Mevrouw Kant heeft een aantal opmerkingen gemaakt – deels zijn die al beantwoord – over de kabinetsformatie. Dit is niet het moment op in te gaan op wat heeft gespeeld in de formatie en wat de afwegingen zijn geweest van de formateur en de betrokken politieke partijen. Dat zou geen pas geven. Ik heb verder aangegeven dat er een verschil is tussen de ontwikkelingen in het weekend, toen werd gezocht naar een oplossing na de door het interview ontstane situatie, en wat zich daarna heeft afgespeeld. Mevrouw Kant vroeg namelijk hoe de situatie in het weekend is geweest. Ik dacht dat ik daarover het nodige had gezegd. Op basis van de gesprekken ben ik tot de conclusie gekomen dat er inderdaad gegronde reden was om de stelling te kunnen verdedigen dat beide bewindslieden met elkaar door konden gaan.

Mevrouw Kant (SP):

Nu moet ik kiezen uit twee vragen die niet worden beantwoord omdat de minister-president zegt dat ze niet aan de orde zijn. Maar ik heb de vragen gesteld en ik wens er antwoord op. De eerste vraag was of er dit weekend ofwel door de minister-president ofwel door de minister van Onderwijs, Cultuur en Wetenschap is gesproken over de positie van de staatssecretaris. Die vraag kan de minister-president volgens mij gewoon beantwoorden. Mijn andere vraag ging over de formatie. Is het juist dat de minister van Onderwijs, Cultuur en Wetenschap toen al heeft aangegeven problemen te hebben in de samenwerking met de staatssecretaris van Onderwijs? De minister-president kan wel zeggen dat dit achteraf allemaal niet relevant is, maar het gaat wel over formatieprocessen en over zijn rol erin in het verleden en mogelijk in de toekomst.

Minister Balkenende:

Als u een vraag stelt, krijgt u niet automatisch antwoord. Ik zal uitleggen waarom dat zo is.

Mevrouw Kant (SP):

In artikel 68 van de Grondwet is bepaald dat ik wel antwoord krijg.

Minister Balkenende:

U krijgt niet altijd op alles antwoord. Als wordt teruggeblikt op een formatie, dan wordt verantwoording afgelegd over wat heeft gespeeld in die formatie. Tal van besprekingen die de formateur voert, lenen zich niet om in de Kamer in extenso te worden besproken.

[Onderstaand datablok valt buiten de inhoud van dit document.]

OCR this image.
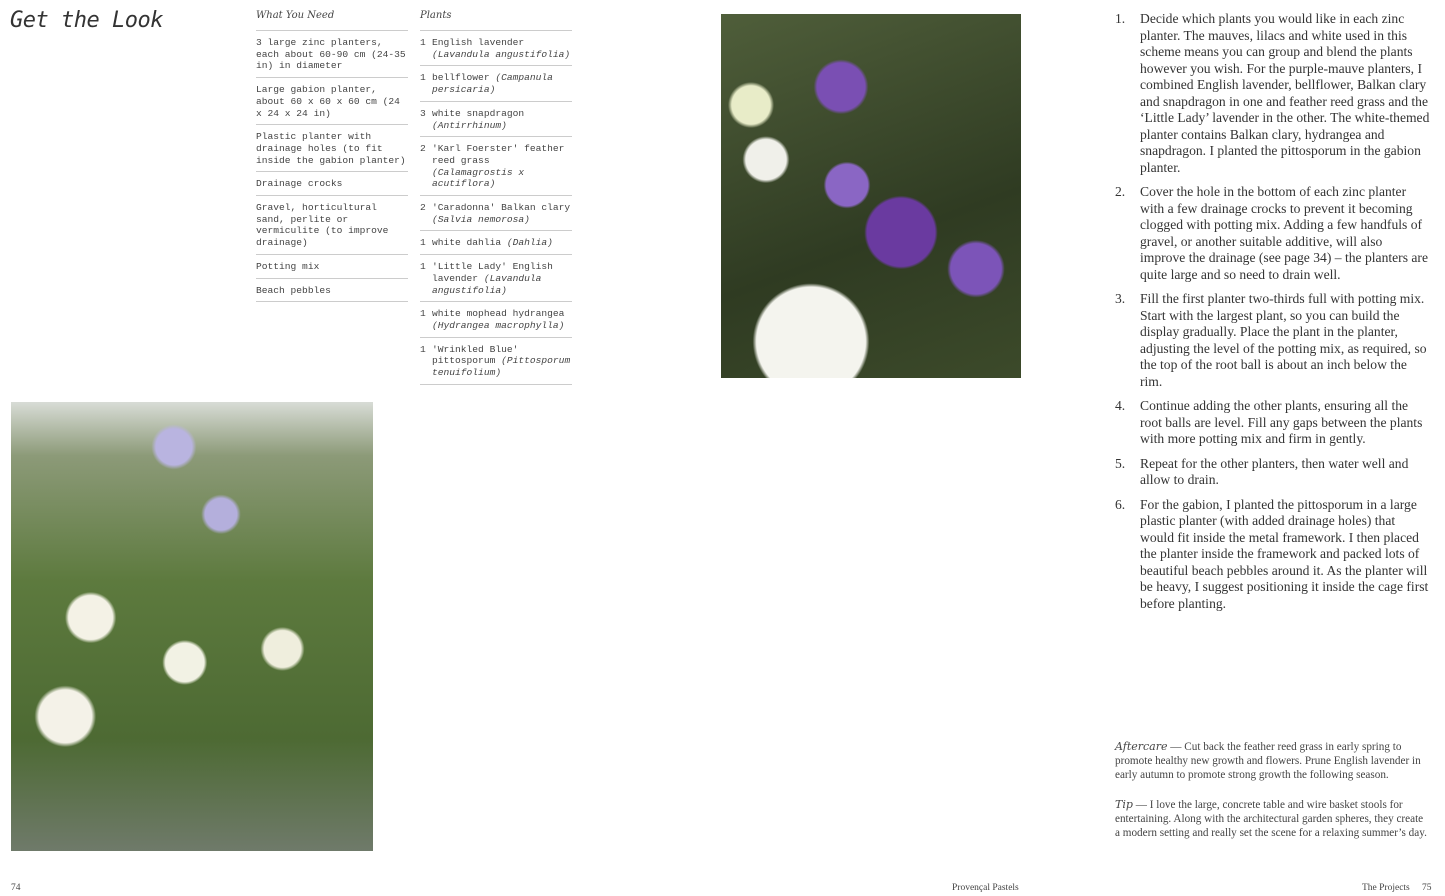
Get the Look	What You Need
3 large zinc planters, each about 60-90 cm (24-35 in) in diameter
Large gabion planter, about 60 x 60 x 60 cm (24 x 24 x 24 in)
Plastic planter with drainage holes (to fit inside the gabion planter)
Drainage crocks
Gravel, horticultural sand, perlite or vermiculite (to improve drainage)
Potting mix
Beach pebbles
Plants
1 English lavender (Lavandula angustifolia)
1 bellflower (Campanula persicaria)
3 white snapdragon (Antirrhinum)
2 'Karl Foerster' feather reed grass (Calamagrostis x acutiflora)
2 'Caradonna' Balkan clary (Salvia nemorosa)
1 white dahlia (Dahlia)
1 'Little Lady' English lavender (Lavandula angustifolia)
1 white mophead hydrangea (Hydrangea macrophylla)
1 'Wrinkled Blue' pittosporum (Pittosporum tenuifolium)
1.	Decide which plants you would like in each zinc planter. The mauves, lilacs and white used in this scheme means you can group and blend the plants however you wish. For the purple-mauve planters, I combined English lavender, bellflower, Balkan clary and snapdragon in one and feather reed grass and the ‘Little Lady’ lavender in the other. The white-themed planter contains Balkan clary, hydrangea and snapdragon. I planted the pittosporum in the gabion planter.
2.	Cover the hole in the bottom of each zinc planter with a few drainage crocks to prevent it becoming clogged with potting mix. Adding a few handfuls of gravel, or another suitable additive, will also improve the drainage (see page 34) – the planters are quite large and so need to drain well.
3.	Fill the first planter two-thirds full with potting mix. Start with the largest plant, so you can build the display gradually. Place the plant in the planter, adjusting the level of the potting mix, as required, so the top of the root ball is about an inch below the rim.
4.	Continue adding the other plants, ensuring all the root balls are level. Fill any gaps between the plants with more potting mix and firm in gently.
5.	Repeat for the other planters, then water well and allow to drain.
6.	For the gabion, I planted the pittosporum in a large plastic planter (with added drainage holes) that would fit inside the metal framework. I then placed the planter inside the framework and packed lots of beautiful beach pebbles around it. As the planter will be heavy, I suggest positioning it inside the cage first before planting.

Aftercare — Cut back the feather reed grass in early spring to promote healthy new growth and flowers. Prune English lavender in early autumn to promote strong growth the following season.

Tip — I love the large, concrete table and wire basket stools for entertaining. Along with the architectural garden spheres, they create a modern setting and really set the scene for a relaxing summer’s day.

74	Provençal Pastels	The Projects 75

Dat past ook staatsrechtelijk niet. Voorts vraagt mevrouw Kant wat in het weekend is gebeurd. Het is niet mijn taak om uit de school te klappen over het intern overleg binnen het kabinet. Het zou een mooie boel worden! Stelt u zich eens voor dat ik vrijdag in een persconferentie uiteenzet wat de verschillende ministers hebben gezegd. Ik heb toe te zien op de eenheid van het kabinetsbeleid. Natuurlijk was afgelopen weekend na het interview een moeilijke situatie ontstaan. Vervolgens was echter de vraag of dat tot een breuk of een conflict zou leiden, of dat een oplossing zou worden gevonden. De oplossing is er gekomen. Dat was mijn taak. Wat zich verder heeft afgespeeld, behoort in de boezem van het kabinet zelf te blijven. Er is geen enkele reden om uit die vertrouwelijkheid te klappen. Het past ook niet bij het bekende principe van eenheid van kabinetsbeleid.

Mevrouw Kant (SP):

De minister-president windt zich nogal op als ik vragen stel over zijn eigen rol hierin. Daarom zal ik de vraag anders stellen. Ik hoef de details allemaal niet te weten. Als de minister-president terugkijkt op zijn beslissing om beide bewindspersonen samen op het ministerie aan het werk te zetten, vindt hij dan dat hij goed of verkeerd heeft ingeschat dat dit goed zou gaan?

Minister Balkenende:

De vraag is of bewindslieden samen door één deur kunnen. Natuurlijk zijn er vragen geweest. Dat geldt niet alleen voor deze kabinetsperiode, maar het geldt altijd. De kwestie is of je eventuele conflicten kunt oplossen. Is er sprake van een zodanige werkverhouding dat partijen verder kunnen? Beide personen zijn ook in het tweede kabinet-Balkenende aan de slag gegaan. Het werk op het departement is naar behoren verricht. Beide personen hebben voorts, ook na de moeilijke toestanden nadat het concept van het interview in Nieuwe Revu bekend was geworden, de conclusie kunnen trekken dat zij samen verder zouden gaan. Daarmee heb ik te maken. Voor het overige kan niet worden gezegd dat de staatssecretaris disfunctioneerde of dat er een onwerkbare situatie was ontstaan tussen beide bewindslieden. Dat is de situatie en daarvoor neem ik dan ook verantwoordelijkheid.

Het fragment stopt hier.